Ergänzung zu dem, was Nicole schon richtig angemerkt hat:
Die auffindbaren Datierungen schwanken im Extrem von ca 1250 bis 1350, wobei ich persönlich auch den Bereich in der Mitte für am wahrscheinlichsten halte.
Ein weiterer, recht "neuer" Name für das Buch wäre Luitger Fechtbuch, nach dem angenommenen Autor. Meines Erachtens neben der neutralen Nummerierung der sinnvollste Name.
Achja und zu guter letzt:
Die Freywild Seite ist leider das vollständigste, was im Netz zu finden ist, die großen Fotos mußten aus Rechtsgründen entfernt werden.
Dafür hat man den vollständigen Text, also "nix" sieht anders aus.
Mitnichten!
Das I.33 ist das älteste erhaltene Fechtbuch aus dem heute deutschen Raum. Von Jeffrey Forgeng wurde ein Faksimile namens "The medieval Art of Swordsmanship" publiziert, ist unter der ISBN 1-891448-38-2 zu erhalten. Forgeng gibt es als "dating to somewhere around 1300" an.

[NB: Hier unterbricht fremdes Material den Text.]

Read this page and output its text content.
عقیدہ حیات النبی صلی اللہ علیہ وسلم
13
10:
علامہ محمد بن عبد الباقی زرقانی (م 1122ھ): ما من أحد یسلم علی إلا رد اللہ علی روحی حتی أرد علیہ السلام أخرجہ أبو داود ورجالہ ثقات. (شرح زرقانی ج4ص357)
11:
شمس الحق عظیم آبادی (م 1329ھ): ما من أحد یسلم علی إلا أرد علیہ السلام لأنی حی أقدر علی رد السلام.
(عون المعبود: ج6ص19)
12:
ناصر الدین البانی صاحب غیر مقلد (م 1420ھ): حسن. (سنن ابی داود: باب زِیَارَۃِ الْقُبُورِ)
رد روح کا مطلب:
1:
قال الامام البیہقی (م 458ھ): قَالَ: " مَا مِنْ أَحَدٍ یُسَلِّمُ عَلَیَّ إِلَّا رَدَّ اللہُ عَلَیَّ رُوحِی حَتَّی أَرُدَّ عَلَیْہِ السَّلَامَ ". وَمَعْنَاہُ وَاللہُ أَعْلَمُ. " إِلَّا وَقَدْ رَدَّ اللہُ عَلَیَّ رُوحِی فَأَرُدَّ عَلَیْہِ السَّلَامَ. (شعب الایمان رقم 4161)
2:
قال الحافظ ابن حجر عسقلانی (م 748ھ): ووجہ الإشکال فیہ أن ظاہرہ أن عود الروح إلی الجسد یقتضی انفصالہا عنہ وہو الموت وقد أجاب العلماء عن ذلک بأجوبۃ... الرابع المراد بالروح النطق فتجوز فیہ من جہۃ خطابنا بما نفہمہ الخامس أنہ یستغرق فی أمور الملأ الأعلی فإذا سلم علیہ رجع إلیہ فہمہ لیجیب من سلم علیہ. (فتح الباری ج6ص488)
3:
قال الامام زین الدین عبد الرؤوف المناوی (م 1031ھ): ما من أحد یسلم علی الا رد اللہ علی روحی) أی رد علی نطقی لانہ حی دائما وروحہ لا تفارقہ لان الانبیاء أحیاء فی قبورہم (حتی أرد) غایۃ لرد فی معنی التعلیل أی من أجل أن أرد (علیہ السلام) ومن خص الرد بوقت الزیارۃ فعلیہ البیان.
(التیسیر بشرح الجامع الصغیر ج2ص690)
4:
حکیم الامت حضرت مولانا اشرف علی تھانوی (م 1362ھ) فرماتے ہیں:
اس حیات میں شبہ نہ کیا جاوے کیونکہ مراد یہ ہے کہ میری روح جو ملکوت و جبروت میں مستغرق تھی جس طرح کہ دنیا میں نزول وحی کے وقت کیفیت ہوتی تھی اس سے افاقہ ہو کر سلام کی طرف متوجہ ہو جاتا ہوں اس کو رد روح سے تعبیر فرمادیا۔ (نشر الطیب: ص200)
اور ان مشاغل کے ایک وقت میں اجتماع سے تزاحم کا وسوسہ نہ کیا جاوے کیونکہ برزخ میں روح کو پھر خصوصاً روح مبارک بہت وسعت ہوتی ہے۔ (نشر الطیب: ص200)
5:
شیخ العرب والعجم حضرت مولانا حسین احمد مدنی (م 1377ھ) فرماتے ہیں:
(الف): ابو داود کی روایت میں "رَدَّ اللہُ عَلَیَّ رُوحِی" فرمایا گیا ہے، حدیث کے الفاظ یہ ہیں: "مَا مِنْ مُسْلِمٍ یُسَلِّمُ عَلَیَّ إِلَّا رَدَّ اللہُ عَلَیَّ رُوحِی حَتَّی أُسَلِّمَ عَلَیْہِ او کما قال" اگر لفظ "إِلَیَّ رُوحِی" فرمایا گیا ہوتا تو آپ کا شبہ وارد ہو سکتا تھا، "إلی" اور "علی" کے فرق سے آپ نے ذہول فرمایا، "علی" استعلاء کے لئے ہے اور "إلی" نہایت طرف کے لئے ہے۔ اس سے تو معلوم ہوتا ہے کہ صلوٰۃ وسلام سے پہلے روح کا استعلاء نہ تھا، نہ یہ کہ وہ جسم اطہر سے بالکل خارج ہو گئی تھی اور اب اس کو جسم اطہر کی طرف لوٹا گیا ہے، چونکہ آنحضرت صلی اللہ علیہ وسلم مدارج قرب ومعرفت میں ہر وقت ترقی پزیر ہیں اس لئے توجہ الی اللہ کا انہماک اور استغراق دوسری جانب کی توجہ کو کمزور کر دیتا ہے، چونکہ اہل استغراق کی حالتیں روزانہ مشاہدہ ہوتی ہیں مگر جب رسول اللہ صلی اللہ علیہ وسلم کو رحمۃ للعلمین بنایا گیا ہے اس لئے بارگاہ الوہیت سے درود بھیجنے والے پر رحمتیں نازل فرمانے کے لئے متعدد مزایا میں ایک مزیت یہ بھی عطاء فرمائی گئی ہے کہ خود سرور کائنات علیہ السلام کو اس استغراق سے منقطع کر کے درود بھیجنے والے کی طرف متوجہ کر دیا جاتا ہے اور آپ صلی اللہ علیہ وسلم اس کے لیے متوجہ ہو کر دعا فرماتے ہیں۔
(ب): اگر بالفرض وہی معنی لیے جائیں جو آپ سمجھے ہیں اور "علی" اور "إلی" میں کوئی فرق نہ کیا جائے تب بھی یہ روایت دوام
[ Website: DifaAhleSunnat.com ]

Towerfechtbuch heisst es, da es als MS I.33 im Tower gelagert wird und Walpurgisfechtbuch, da die letzten zwei Sequenzen eine Frau darstellen. Das Buch befasst sich ausschliesslich mit Einhänder und Buckler.

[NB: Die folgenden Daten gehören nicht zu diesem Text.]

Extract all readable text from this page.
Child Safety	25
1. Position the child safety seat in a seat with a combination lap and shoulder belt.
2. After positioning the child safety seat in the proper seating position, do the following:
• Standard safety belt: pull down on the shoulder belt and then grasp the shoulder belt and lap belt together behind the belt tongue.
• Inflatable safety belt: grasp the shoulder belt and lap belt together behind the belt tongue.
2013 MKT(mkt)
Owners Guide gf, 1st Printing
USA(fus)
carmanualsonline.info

Auch nix. Nach der Übersicht mit den Vorschaubildchen wird leider bei jeder von mir abgecheckten Seite ein "404 Not Found Die angeforderte Seite konnte nicht gefunden werden." angezeigt.

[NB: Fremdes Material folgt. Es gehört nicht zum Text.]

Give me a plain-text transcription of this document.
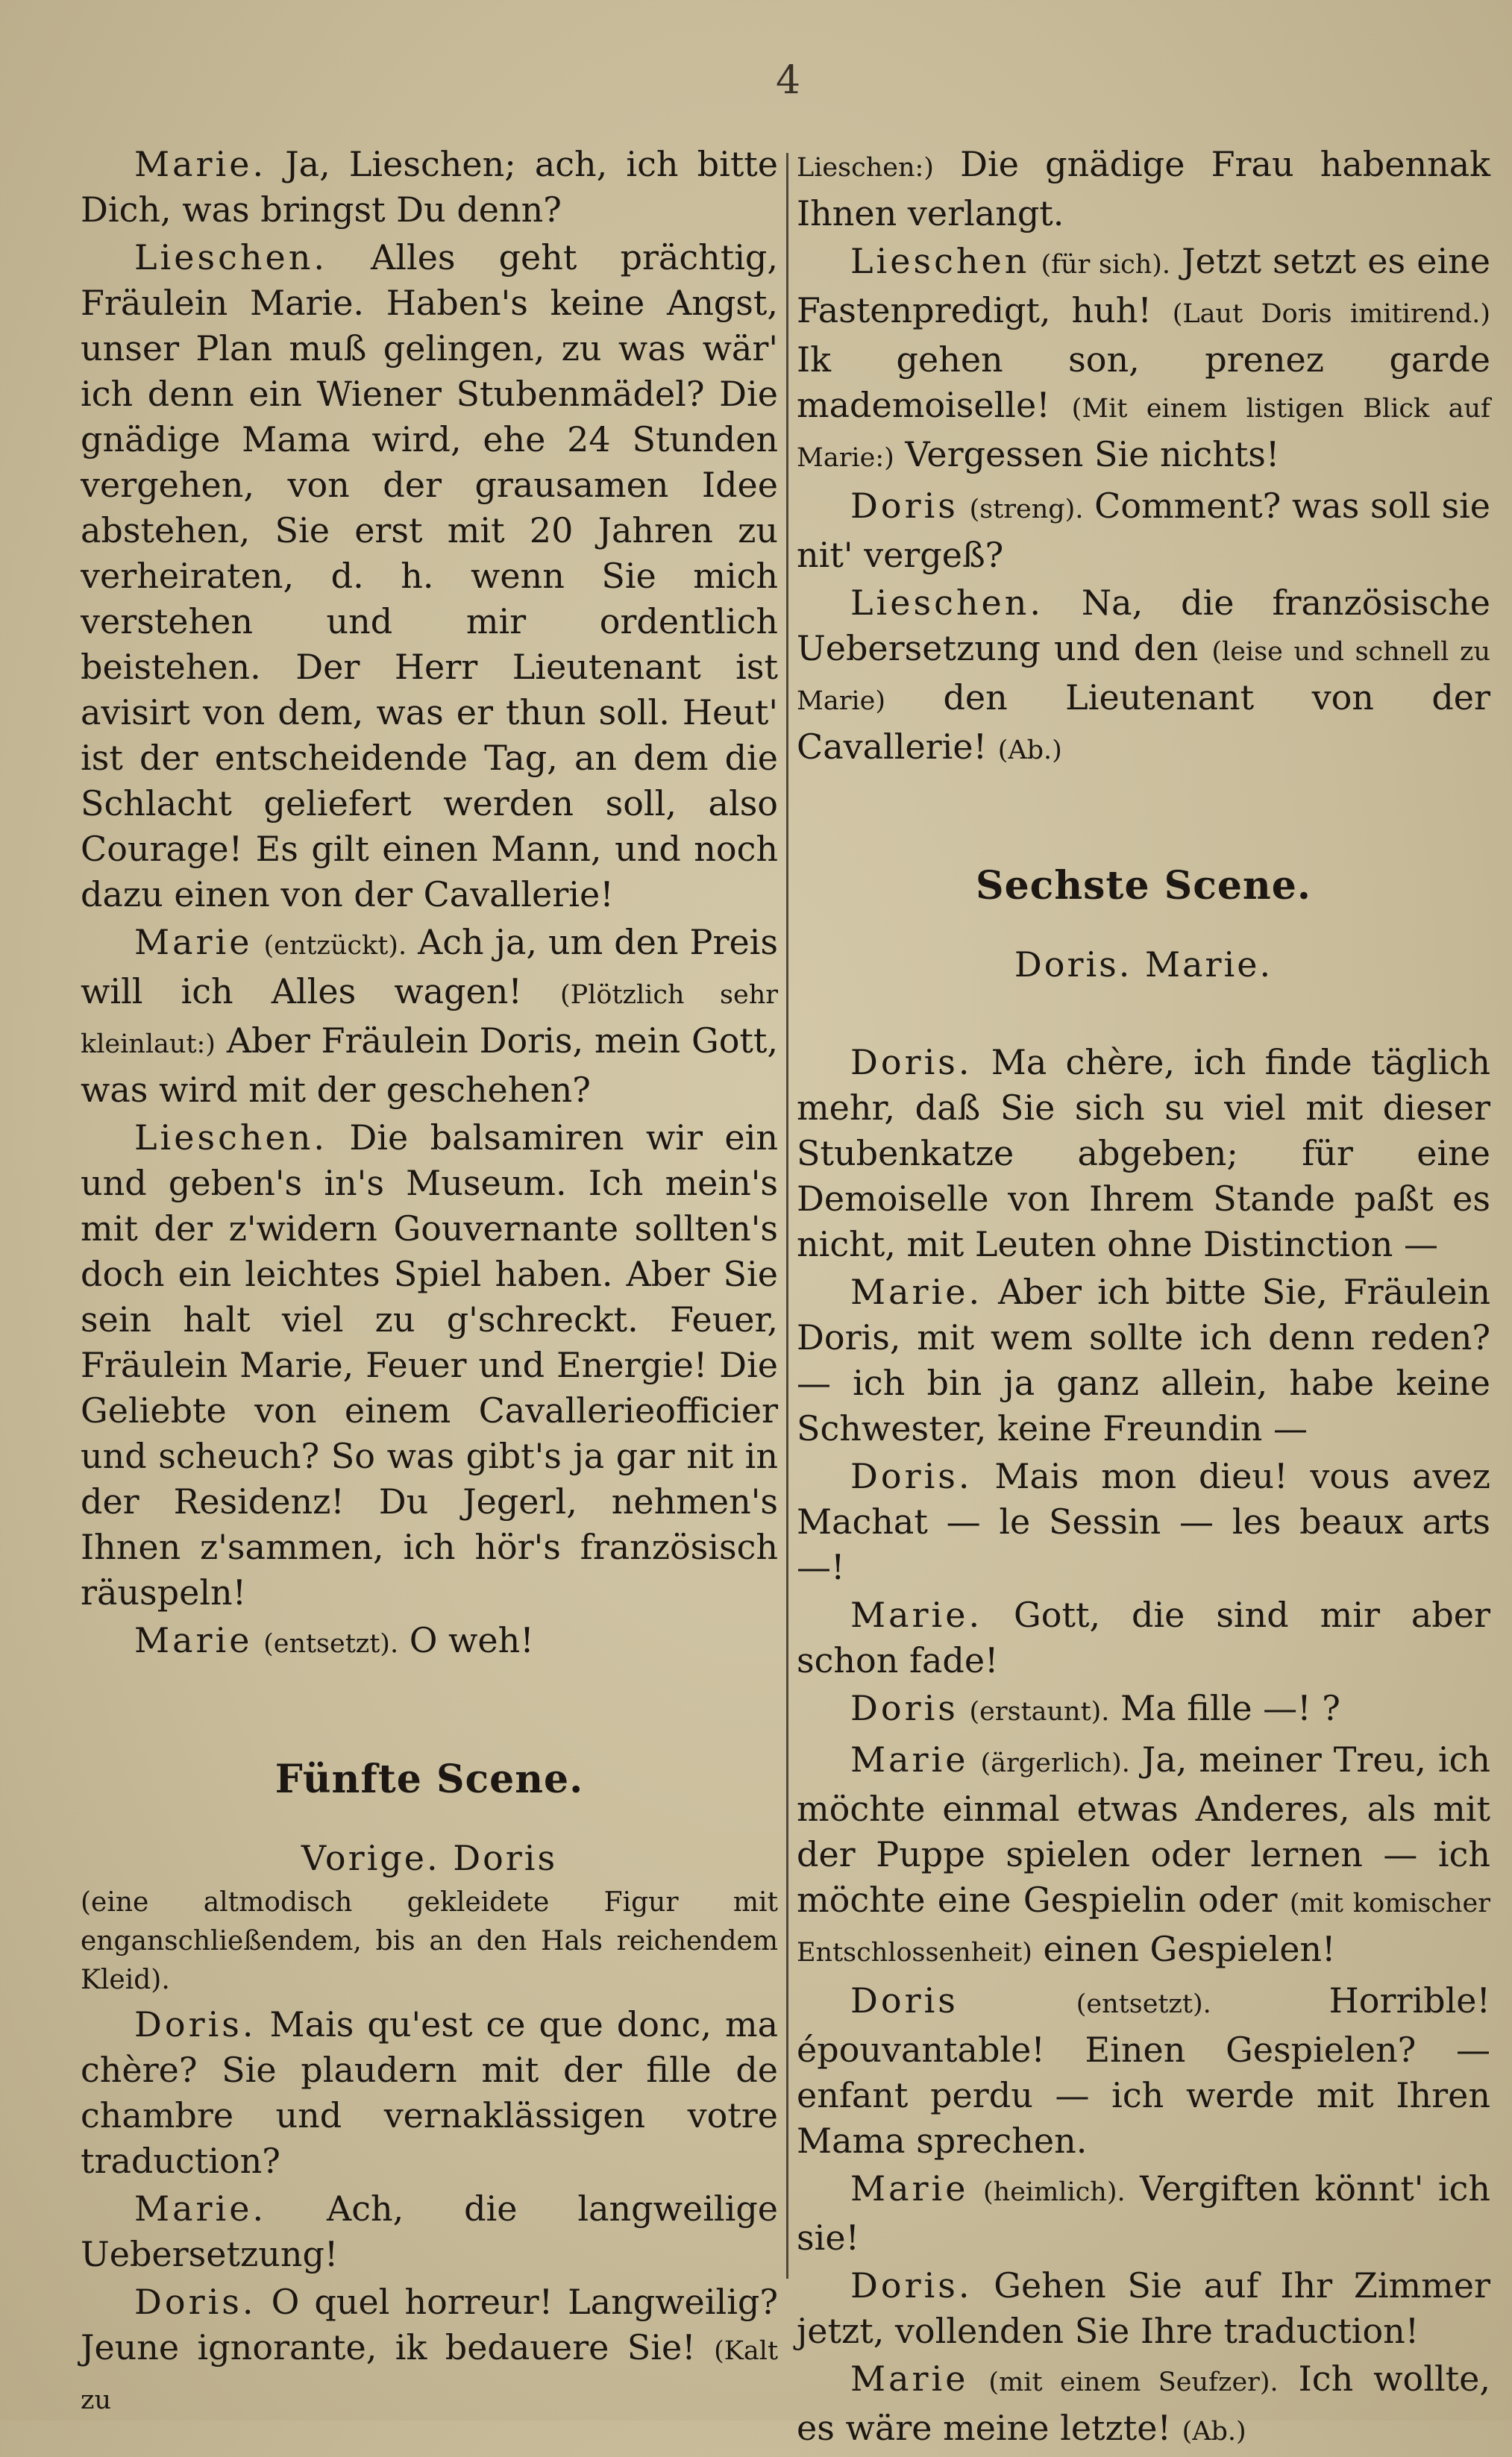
4

Marie. Ja, Lieschen; ach, ich bitte Dich, was bringst Du denn?

Lieschen. Alles geht prächtig, Fräulein Marie. Haben's keine Angst, unser Plan muß gelingen, zu was wär' ich denn ein Wiener Stubenmädel? Die gnädige Mama wird, ehe 24 Stunden vergehen, von der grausamen Idee abstehen, Sie erst mit 20 Jahren zu verheiraten, d. h. wenn Sie mich verstehen und mir ordentlich beistehen. Der Herr Lieutenant ist avisirt von dem, was er thun soll. Heut' ist der entscheidende Tag, an dem die Schlacht geliefert werden soll, also Courage! Es gilt einen Mann, und noch dazu einen von der Cavallerie!

Marie (entzückt). Ach ja, um den Preis will ich Alles wagen! (Plötzlich sehr kleinlaut:) Aber Fräulein Doris, mein Gott, was wird mit der geschehen?

Lieschen. Die balsamiren wir ein und geben's in's Museum. Ich mein's mit der z'widern Gouvernante sollten's doch ein leichtes Spiel haben. Aber Sie sein halt viel zu g'schreckt. Feuer, Fräulein Marie, Feuer und Energie! Die Geliebte von einem Cavallerieofficier und scheuch? So was gibt's ja gar nit in der Residenz! Du Jegerl, nehmen's Ihnen z'sammen, ich hör's französisch räuspeln!

Marie (entsetzt). O weh!

Fünfte Scene.

Vorige. Doris

(eine altmodisch gekleidete Figur mit enganschließendem, bis an den Hals reichendem Kleid).

Doris. Mais qu'est ce que donc, ma chère? Sie plaudern mit der fille de chambre und vernaklässigen votre traduction?

Marie. Ach, die langweilige Uebersetzung!

Doris. O quel horreur! Langweilig? Jeune ignorante, ik bedauere Sie! (Kalt zu

Lieschen:) Die gnädige Frau habennak Ihnen verlangt.

Lieschen (für sich). Jetzt setzt es eine Fastenpredigt, huh! (Laut Doris imitirend.) Ik gehen son, prenez garde mademoiselle! (Mit einem listigen Blick auf Marie:) Vergessen Sie nichts!

Doris (streng). Comment? was soll sie nit' vergeß?

Lieschen. Na, die französische Uebersetzung und den (leise und schnell zu Marie) den Lieutenant von der Cavallerie! (Ab.)

Sechste Scene.

Doris. Marie.

Doris. Ma chère, ich finde täglich mehr, daß Sie sich su viel mit dieser Stubenkatze abgeben; für eine Demoiselle von Ihrem Stande paßt es nicht, mit Leuten ohne Distinction —

Marie. Aber ich bitte Sie, Fräulein Doris, mit wem sollte ich denn reden? — ich bin ja ganz allein, habe keine Schwester, keine Freundin —

Doris. Mais mon dieu! vous avez Machat — le Sessin — les beaux arts —!

Marie. Gott, die sind mir aber schon fade!

Doris (erstaunt). Ma fille —! ?

Marie (ärgerlich). Ja, meiner Treu, ich möchte einmal etwas Anderes, als mit der Puppe spielen oder lernen — ich möchte eine Gespielin oder (mit komischer Entschlossenheit) einen Gespielen!

Doris	(entsetzt).	Horrible! épouvantable! Einen Gespielen? — enfant perdu — ich werde mit Ihren Mama sprechen.

Marie (heimlich). Vergiften könnt' ich sie!

Doris. Gehen Sie auf Ihr Zimmer jetzt, vollenden Sie Ihre traduction!

Marie (mit einem Seufzer). Ich wollte, es wäre meine letzte! (Ab.)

Kleiner Tipp: es ist hilfreich, Links vor dem Veröffentlichen zuerst einmal zu überprüfen.
Nee, dein I.33-Link bringt scheints wenig:
>>Access to this material is restricted to AEMMA students, and non-AEMMA individuals holding a valid e-library card (userID and password)<<
Um das auch hier mal der Vollständigkeit halber reinzuhängen (Danke an Dagobert), der Stuttgarter Psalter kann hier angeguckt werden: www.wlb-stuttgart.de/index.php?[ ]
Auch wenn das Urheberrecht vererbt wurde, erlischt es nach 70 Jahren nach Tot des Urhebers (§64 UrhG). Die Erben können ihre Rechte nur innerhalb dieser 70 Jahre geltend machen.
Bei Scans, Reproduktionsphotographien (Lichtbildkopien) ist keine künstlerische Leistung des Reproduzierenden Vorhanden, deswegen entsteht kein urheberrechtlicher Schutz.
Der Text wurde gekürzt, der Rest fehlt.